A woman, who gave her surname as Chan, said she was happy to be home after being separated from her 12-year-old daughter for two months.

She went to mainland China for an urgent family matter before Lunar New Year and was trapped in Huangshi.

“At the beginning we were all panic,” she said, wearing a mask and gloves at Hong Kong International Airport’s arrival hall on Wednesday night.

“But all citizens there have cooperated with the authorities and I slowly got used to my new life.

“We have been quarantined for two months. I think Hubei province is now the safest area, and I am actually worried about the situation in Hong Kong.”

Another Hongkonger, also returning from Huangshi, said: “What I miss about Hong Kong most? Freedoms here. I was like under home arrest for two months.”

Those on the flights were not given protective gowns.

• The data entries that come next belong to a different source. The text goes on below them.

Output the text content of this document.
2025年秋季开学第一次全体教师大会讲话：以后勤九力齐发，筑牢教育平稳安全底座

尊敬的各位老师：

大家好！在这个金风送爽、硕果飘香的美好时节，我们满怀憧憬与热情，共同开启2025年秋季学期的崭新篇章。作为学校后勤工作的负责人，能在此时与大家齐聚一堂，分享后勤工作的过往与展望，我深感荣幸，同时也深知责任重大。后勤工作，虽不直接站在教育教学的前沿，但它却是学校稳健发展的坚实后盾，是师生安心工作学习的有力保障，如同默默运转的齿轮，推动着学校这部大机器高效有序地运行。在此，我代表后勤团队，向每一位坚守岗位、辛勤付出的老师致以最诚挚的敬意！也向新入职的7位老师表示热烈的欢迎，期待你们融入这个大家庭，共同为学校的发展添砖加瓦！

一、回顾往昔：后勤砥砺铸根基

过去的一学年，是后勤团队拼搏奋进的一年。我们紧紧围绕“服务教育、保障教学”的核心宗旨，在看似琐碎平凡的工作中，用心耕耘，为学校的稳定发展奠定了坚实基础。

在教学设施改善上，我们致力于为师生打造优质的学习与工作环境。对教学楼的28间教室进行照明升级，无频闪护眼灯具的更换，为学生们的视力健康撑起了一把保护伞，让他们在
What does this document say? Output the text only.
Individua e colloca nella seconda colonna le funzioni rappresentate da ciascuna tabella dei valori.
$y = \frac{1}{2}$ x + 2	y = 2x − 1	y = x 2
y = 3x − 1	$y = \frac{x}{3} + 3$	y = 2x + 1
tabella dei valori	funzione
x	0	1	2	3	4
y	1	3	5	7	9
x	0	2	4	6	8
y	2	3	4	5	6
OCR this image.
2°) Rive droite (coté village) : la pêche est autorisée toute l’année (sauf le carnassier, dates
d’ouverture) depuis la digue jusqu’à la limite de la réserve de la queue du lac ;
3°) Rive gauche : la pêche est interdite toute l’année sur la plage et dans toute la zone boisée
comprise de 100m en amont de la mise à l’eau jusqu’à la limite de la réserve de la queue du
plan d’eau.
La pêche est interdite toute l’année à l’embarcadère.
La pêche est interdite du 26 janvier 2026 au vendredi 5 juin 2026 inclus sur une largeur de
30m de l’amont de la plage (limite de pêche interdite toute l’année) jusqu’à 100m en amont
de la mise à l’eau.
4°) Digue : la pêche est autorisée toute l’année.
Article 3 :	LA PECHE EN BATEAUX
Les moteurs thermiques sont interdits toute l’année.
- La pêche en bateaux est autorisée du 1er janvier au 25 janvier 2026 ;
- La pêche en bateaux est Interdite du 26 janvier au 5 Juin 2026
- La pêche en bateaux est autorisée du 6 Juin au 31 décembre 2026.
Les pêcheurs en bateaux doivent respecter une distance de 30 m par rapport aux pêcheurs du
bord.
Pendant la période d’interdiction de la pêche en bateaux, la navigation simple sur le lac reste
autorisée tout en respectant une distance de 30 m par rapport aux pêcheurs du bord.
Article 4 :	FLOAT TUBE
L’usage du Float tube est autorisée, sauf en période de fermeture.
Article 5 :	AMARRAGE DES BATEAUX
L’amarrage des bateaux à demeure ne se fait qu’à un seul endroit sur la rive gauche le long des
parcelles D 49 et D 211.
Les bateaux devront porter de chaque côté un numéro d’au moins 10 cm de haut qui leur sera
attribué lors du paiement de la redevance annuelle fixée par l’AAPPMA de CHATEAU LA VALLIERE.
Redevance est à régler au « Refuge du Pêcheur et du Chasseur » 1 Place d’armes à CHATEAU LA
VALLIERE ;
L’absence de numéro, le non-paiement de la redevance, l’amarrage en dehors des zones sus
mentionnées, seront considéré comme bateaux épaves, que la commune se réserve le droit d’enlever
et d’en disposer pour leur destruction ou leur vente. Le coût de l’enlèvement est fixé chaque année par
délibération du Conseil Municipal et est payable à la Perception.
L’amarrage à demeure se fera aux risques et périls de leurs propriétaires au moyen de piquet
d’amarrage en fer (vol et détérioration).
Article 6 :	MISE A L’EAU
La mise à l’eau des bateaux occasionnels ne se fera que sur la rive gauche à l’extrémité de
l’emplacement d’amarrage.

They will not be required to wear the wristbands that are essential for those returning from overseas, but they have been asked to report their locations via an application installed on their mobile phones.

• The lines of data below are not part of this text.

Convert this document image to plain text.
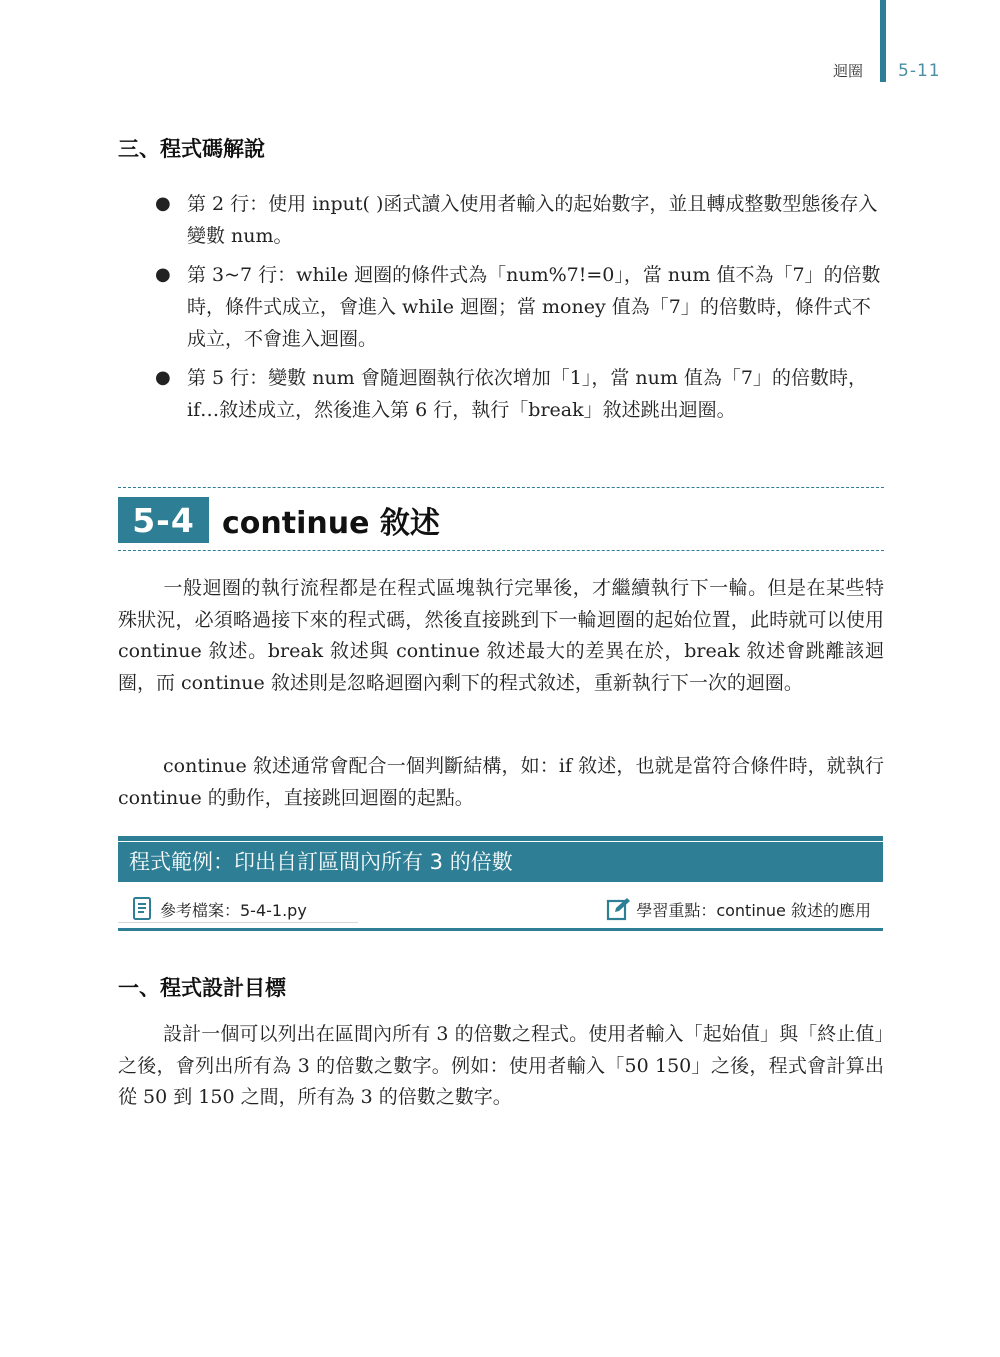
迴圈 5-11
三、程式碼解說
● 第 2 行：使用 input( )函式讀入使用者輸入的起始數字，並且轉成整數型態後存入變數 num。
● 第 3~7 行：while 迴圈的條件式為「num%7!=0」，當 num 值不為「7」的倍數時，條件式成立，會進入 while 迴圈；當 money 值為「7」的倍數時，條件式不成立，不會進入迴圈。
● 第 5 行：變數 num 會隨迴圈執行依次增加「1」，當 num 值為「7」的倍數時，if…敘述成立，然後進入第 6 行，執行「break」敘述跳出迴圈。
5-4 continue 敘述
一般迴圈的執行流程都是在程式區塊執行完畢後，才繼續執行下一輪。但是在某些特殊狀況，必須略過接下來的程式碼，然後直接跳到下一輪迴圈的起始位置，此時就可以使用 continue 敘述。break 敘述與 continue 敘述最大的差異在於，break 敘述會跳離該迴圈，而 continue 敘述則是忽略迴圈內剩下的程式敘述，重新執行下一次的迴圈。
continue 敘述通常會配合一個判斷結構，如：if 敘述，也就是當符合條件時，就執行 continue 的動作，直接跳回迴圈的起點。
程式範例：印出自訂區間內所有 3 的倍數
參考檔案：5-4-1.py	學習重點：continue 敘述的應用
一、程式設計目標
設計一個可以列出在區間內所有 3 的倍數之程式。使用者輸入「起始值」與「終止值」之後，會列出所有為 3 的倍數之數字。例如：使用者輸入「50 150」之後，程式會計算出從 50 到 150 之間，所有為 3 的倍數之數字。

While the number of coronavirus cases accelerates across much of the world including Hong Kong, where the total surpassed 400 on Wednesday, there has been a slowdown on the mainland.

Speaking at the airport on Wednesday night, Patrick Nip Tak-kuen, the mainland affairs minister, said three of the registered Hongkongers could not board the flights after failing temperature checks.

Of the 500 people registered for the four government-arranged flights, about a quarter were aged 16 or below, he added.

“Compared with three weeks ago, the epidemic situation of the province has significantly improved,” Nip said, adding the home-quarantine arrangements for the returnees was deemed “appropriate” following risk assessments.

“Overseas imported cases are now the major sources of infection in Hong Kong.”

Nip said they would keep contact with officials in Hubei and see if further assistance was needed for Hongkongers still in the province.

Hubei ended its lockdown on Wednesday, but travel from Hubei to other provinces still requires a person to have a “green code”, proving he or she has been free of Covid-19 symptoms.

“Wuhan is still under lockdown until April, and there’s no flight out of Wuhan, so bringing those people stranded there for months home is necessary,” Nip said.

More than 3,900 people marooned across Hubei province have sought help from the Hong Kong government. Among them was Simon Chen who blasted the government response.

Chen took his wife and four children aged four to 13 with him on a business trip to Wuhan on January 20 before they were stranded a three-hour drive away in Hubei’s second-largest city, Xiangyang.

“I thought women and juveniles were given priority to take the chartered flights but we were not,” he said, adding he knew of a middle-aged man staying six hours from Wuhan who boarded while they could not.

Chen ended up hiring a driver on Tuesday to take them all the way down to Zhuhai, in Guangdong province, after securing documents from the Hong Kong and Wuhan authorities following months of negotiation.

Chen and the children were given the all-clear to cross the border into Hong Kong but his wife, who is from Shenzhen can only enter after 14 days of quarantine in Zhuhai.

“The government likes staging a show. They should have sent chartered flights much earlier but they did not.”

Meanwhile, Nip also revealed that a 62-year-old Hongkonger who had contracted the disease died in Wuhan last Friday, the second Hong Kong fatality there during the crisis. Another 12 infected had all been discharged, he added.